Dynamic Regret via Discounted-to-Dynamic Reduction with Applications to Curved Losses and Adam Optimizer
Yan-Feng Xie, Yu-Jie Zhang, Peng Zhao, Zhi-Hua Zhou
TL;DR
This paper introduces a modular discounted-to-dynamic reduction for online learning with curved losses, enabling dynamic-regret guarantees by leveraging discounted regret templates. It shows that two curved losses, online linear regression and online logistic regression, admit sharp dynamic-regret bounds under the modular framework, and implements a two-layer ensemble to tune discount factors for logistic regression. Extending the reduction to the Adam optimizer via the O2NC framework yields optimal convergence rates in stochastic, non-convex, and non-smooth settings, with flexible parameter choices for $(\beta_1,\beta_2)$ under both clipped and clip-free variants. The results illuminate the role of momentum and second-moment dynamics in non-stationary environments, and provide a unified approach to analyze adaptive optimizers within non-convex online-to-online reductions.
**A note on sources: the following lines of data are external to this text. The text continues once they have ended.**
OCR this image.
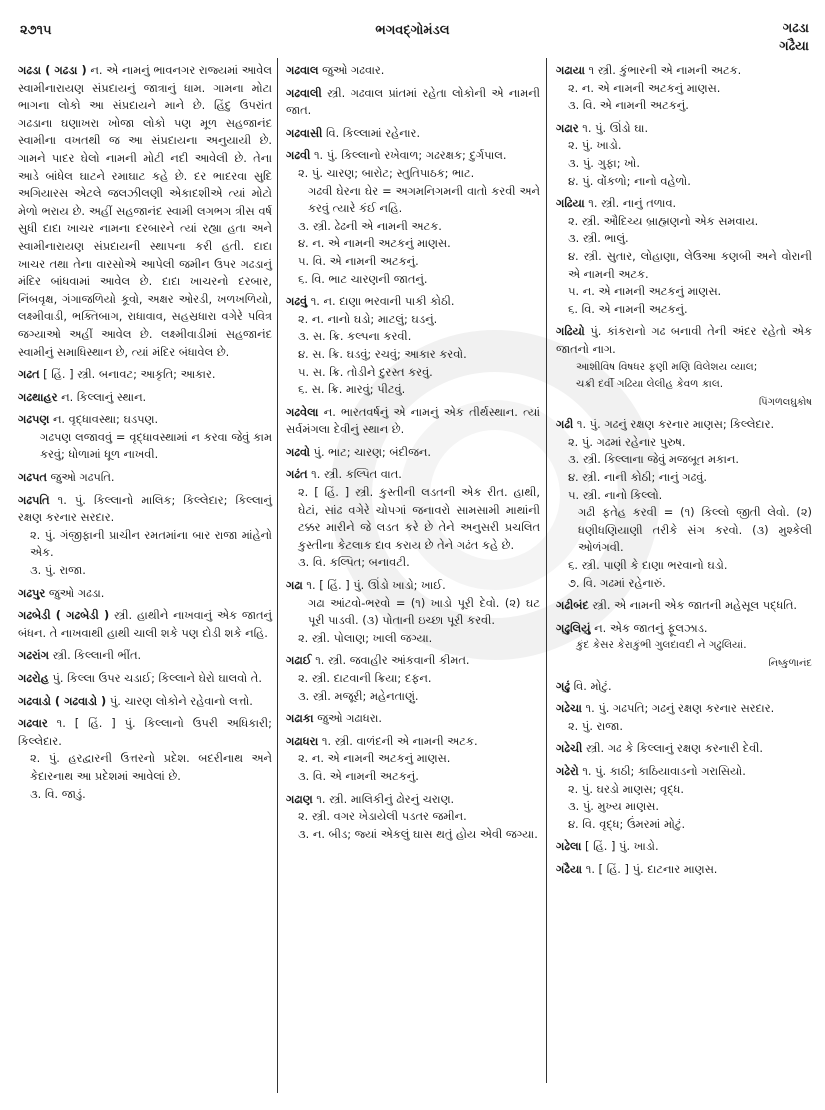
૨૭૧૫	ભગવદ્ગોમંડલ	ગઢડા
ગઢૈયા
ગઢડા ( ગઢડા ) ન. એ નામનું ભાવનગર રાજ્યમાં આવેલ સ્વામીનારાયણ સંપ્રદાયનું જાત્રાનું ધામ. ગામના મોટા ભાગના લોકો આ સંપ્રદાયને માને છે. હિંદુ ઉપરાંત ગઢડાના ઘણાખરા ખોજા લોકો પણ મૂળ સહજાનંદ સ્વામીના વખતથી જ આ સંપ્રદાયના અનુયાયી છે. ગામને પાદર ઘેલો નામની મોટી નદી આવેલી છે. તેના આડે બાંધેલ ઘાટને રમાઘાટ કહે છે. દર ભાદરવા સુદિ અગિયારસ એટલે જલઝીલણી એકાદશીએ ત્યાં મોટો મેળો ભરાય છે. અહીં સહજાનંદ સ્વામી લગભગ ત્રીસ વર્ષ સુધી દાદા ખાચર નામના દરબારને ત્યાં રહ્યા હતા અને સ્વામીનારાયણ સંપ્રદાયની સ્થાપના કરી હતી. દાદા ખાચર તથા તેના વારસોએ આપેલી જમીન ઉપર ગઢડાનું મંદિર બાંધવામાં આવેલ છે. દાદા ખાચરનો દરબાર, નિંબવૃક્ષ, ગંગાજળિયો કૂવો, અક્ષર ઓરડી, ખળખળિયો, લક્ષ્મીવાડી, ભક્તિબાગ, રાધાવાવ, સહસ્રધારા વગેરે પવિત્ર જગ્યાઓ અહીં આવેલ છે. લક્ષ્મીવાડીમાં સહજાનંદ સ્વામીનું સમાધિસ્થાન છે, ત્યાં મંદિર બંધાવેલ છે.
ગઢત [ હિં. ] સ્ત્રી. બનાવટ; આકૃતિ; આકાર.
ગઢથાહર ન. કિલ્લાનું સ્થાન.
ગઢપણ ન. વૃદ્ધાવસ્થા; ઘડપણ.
ગઢપણ લજાવવું = વૃદ્ધાવસ્થામાં ન કરવા જેવું કામ કરવું; ધોળામાં ધૂળ નાખવી.
ગઢપત જુઓ ગઢપતિ.
ગઢપતિ ૧. પું. કિલ્લાનો માલિક; કિલ્લેદાર; કિલ્લાનું રક્ષણ કરનાર સરદાર.
૨. પું. ગંજીફાની પ્રાચીન રમતમાંના બાર રાજા માંહેનો એક.
૩. પું. રાજા.
ગઢપુર જુઓ ગઢડા.
ગઢબેડી ( ગઢબેડી ) સ્ત્રી. હાથીને નાખવાનું એક જાતનું બંધન. તે નાખવાથી હાથી ચાલી શકે પણ દોડી શકે નહિ.
ગઢરાંગ સ્ત્રી. કિલ્લાની ભીંત.
ગઢરોહ પું. કિલ્લા ઉપર ચડાઈ; કિલ્લાને ઘેરો ઘાલવો તે.
ગઢવાડો ( ગઢવાડો ) પું. ચારણ લોકોને રહેવાનો લત્તો.
ગઢવાર ૧. [ હિં. ] પું. કિલ્લાનો ઉપરી અધિકારી; કિલ્લેદાર.
૨. પું. હરદ્વારની ઉત્તરનો પ્રદેશ. બદરીનાથ અને કેદારનાથ આ પ્રદેશમાં આવેલાં છે.
૩. વિ. જાડું.
ગઢવાલ જુઓ ગઢવાર.
ગઢવાલી સ્ત્રી. ગઢવાલ પ્રાંતમાં રહેતા લોકોની એ નામની જાત.
ગઢવાસી વિ. કિલ્લામાં રહેનાર.
ગઢવી ૧. પું. કિલ્લાનો રખેવાળ; ગઢરક્ષક; દુર્ગપાલ.
૨. પું. ચારણ; બારોટ; સ્તુતિપાઠક; ભાટ.
ગઢવી ઘેરના ઘેર = અગમનિગમની વાતો કરવી અને કરવું ત્યારે કંઈ નહિ.
૩. સ્ત્રી. ઢેઢની એ નામની અટક.
૪. ન. એ નામની અટકનું માણસ.
૫. વિ. એ નામની અટકનું.
૬. વિ. ભાટ ચારણની જાતનું.
ગઢવું ૧. ન. દાણા ભરવાની પાકી કોઠી.
૨. ન. નાનો ઘડો; માટલું; ઘડનું.
૩. સ. ક્રિ. કલ્પના કરવી.
૪. સ. ક્રિ. ઘડવું; રચવું; આકાર કરવો.
૫. સ. ક્રિ. તોડીને દુરસ્ત કરવું.
૬. સ. ક્રિ. મારવું; પીટવું.
ગઢવેલા ન. ભારતવર્ષનું એ નામનું એક તીર્થસ્થાન. ત્યાં સર્વમંગલા દેવીનું સ્થાન છે.
ગઢવો પું. ભાટ; ચારણ; બંદીજન.
ગઢંત ૧. સ્ત્રી. કલ્પિત વાત.
૨. [ હિં. ] સ્ત્રી. કુસ્તીની લડતની એક રીત. હાથી, ઘેટાં, સાંઢ વગેરે ચોપગાં જનાવરો સામસામી માથાંની ટક્કર મારીને જે લડત કરે છે તેને અનુસરી પ્રચલિત કુસ્તીના કેટલાક દાવ કરાય છે તેને ગઢંત કહે છે.
૩. વિ. કલ્પિત; બનાવટી.
ગઢા ૧. [ હિં. ] પું. ઊંડો ખાડો; ખાઈ.
ગઢા આંટવો-ભરવો = (૧) ખાડો પૂરી દેવો. (૨) ઘટ પૂરી પાડવી. (૩) પોતાની ઇચ્છા પૂરી કરવી.
૨. સ્ત્રી. પોલાણ; ખાલી જગ્યા.
ગઢાઈ ૧. સ્ત્રી. જવાહીર આંકવાની કીમત.
૨. સ્ત્રી. દાટવાની ક્રિયા; દફન.
૩. સ્ત્રી. મજૂરી; મહેનતાણું.
ગઢાકા જુઓ ગઢાધરા.
ગઢાધરા ૧. સ્ત્રી. વાળંદની એ નામની અટક.
૨. ન. એ નામની અટકનું માણસ.
૩. વિ. એ નામની અટકનું.
ગઢાણ ૧. સ્ત્રી. માલિકીનું ઢોરનું ચરાણ.
૨. સ્ત્રી. વગર ખેડાયેલી પડતર જમીન.
૩. ન. બીડ; જ્યાં એકલું ઘાસ થતું હોય એવી જગ્યા.
ગઢાયા ૧ સ્ત્રી. કુંભારની એ નામની અટક.
૨. ન. એ નામની અટકનું માણસ.
૩. વિ. એ નામની અટકનું.
ગઢાર ૧. પું. ઊંડો ઘા.
૨. પું. ખાડો.
૩. પું. ગુફા; ખો.
૪. પું. વોંકળો; નાનો વહેળો.
ગઢિયા ૧. સ્ત્રી. નાનું તળાવ.
૨. સ્ત્રી. ઔદિચ્ય બ્રાહ્મણનો એક સમવાય.
૩. સ્ત્રી. ભાલું.
૪. સ્ત્રી. સુતાર, લોહાણા, લેઉઆ કણબી અને વોરાની એ નામની અટક.
૫. ન. એ નામની અટકનું માણસ.
૬. વિ. એ નામની અટકનું.
ગઢિયો પું. કાંકરાનો ગઢ બનાવી તેની અંદર રહેતો એક જાતનો નાગ.
આશીવિષ વિષધર ફણી મણિ વિલેશય વ્યાલ;
ચક્રી દર્વી ગઢિયા લેલીહ કેવળ કાલ.
પિંગળલઘુકોષ
ગઢી ૧. પું. ગઢનું રક્ષણ કરનાર માણસ; કિલ્લેદાર.
૨. પું. ગઢમાં રહેનાર પુરુષ.
૩. સ્ત્રી. કિલ્લાના જેવું મજબૂત મકાન.
૪. સ્ત્રી. નાની કોઠી; નાનું ગઢવું.
૫. સ્ત્રી. નાનો કિલ્લો.
ગઢી ફતેહ કરવી = (૧) કિલ્લો જીતી લેવો. (૨) ધણીધણિયાણી તરીકે સંગ કરવો. (૩) મુશ્કેલી ઓળંગવી.
૬. સ્ત્રી. પાણી કે દાણા ભરવાનો ઘડો.
૭. વિ. ગઢમાં રહેનારું.
ગઢીબંદ સ્ત્રી. એ નામની એક જાતની મહેસૂલ પદ્ધતિ.
ગઢુલિયું ન. એક જાતનું ફૂલઝાડ.
કુંદ કેસર કેરાકુંભી ગુલદાવદી ને ગઢુલિયાં.
નિષ્કુળાનંદ
ગઢું વિ. મોટું.
ગઢેચા ૧. પું. ગઢપતિ; ગઢનું રક્ષણ કરનાર સરદાર.
૨. પું. રાજા.
ગઢેચી સ્ત્રી. ગઢ કે કિલ્લાનું રક્ષણ કરનારી દેવી.
ગઢેરો ૧. પું. કાઠી; કાઠિયાવાડનો ગરાસિયો.
૨. પું. ઘરડો માણસ; વૃદ્ધ.
૩. પું. મુખ્ય માણસ.
૪. વિ. વૃદ્ધ; ઉંમરમાં મોટું.
ગઢેલા [ હિં. ] પું. ખાડો.
ગઢૈયા ૧. [ હિં. ] પું. દાટનાર માણસ.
Collectively, the work advances theory and practice for dynamic adaptation in curved-loss online learning and non-convex stochastic optimization.
Abstract
We study dynamic regret minimization in non-stationary online learning, with a primary focus on follow-the-regularized-leader (FTRL) methods. FTRL is important for curved losses and for understanding adaptive optimizers such as Adam, yet existing dynamic regret analyses are less explored for FTRL. To address this, we build on the discounted-to-dynamic reduction and present a modular way to obtain dynamic regret bounds of FTRL-related problems. Specifically, we focus on two representative curved losses: linear regression and logistic regression. Our method not only simplifies existing proofs for the optimal dynamic regret of online linear regression, but also yields new dynamic regret guarantees for online logistic regression. Beyond online convex optimization, we apply the reduction to analyze the Adam optimizers, obtaining optimal convergence rates in stochastic, non-convex, and non-smooth settings. The reduction also enables a more detailed treatment of Adam with two discount parameters $(β_1,β_2)$, leading to new results for both clipped and clip-free variants of Adam optimizers.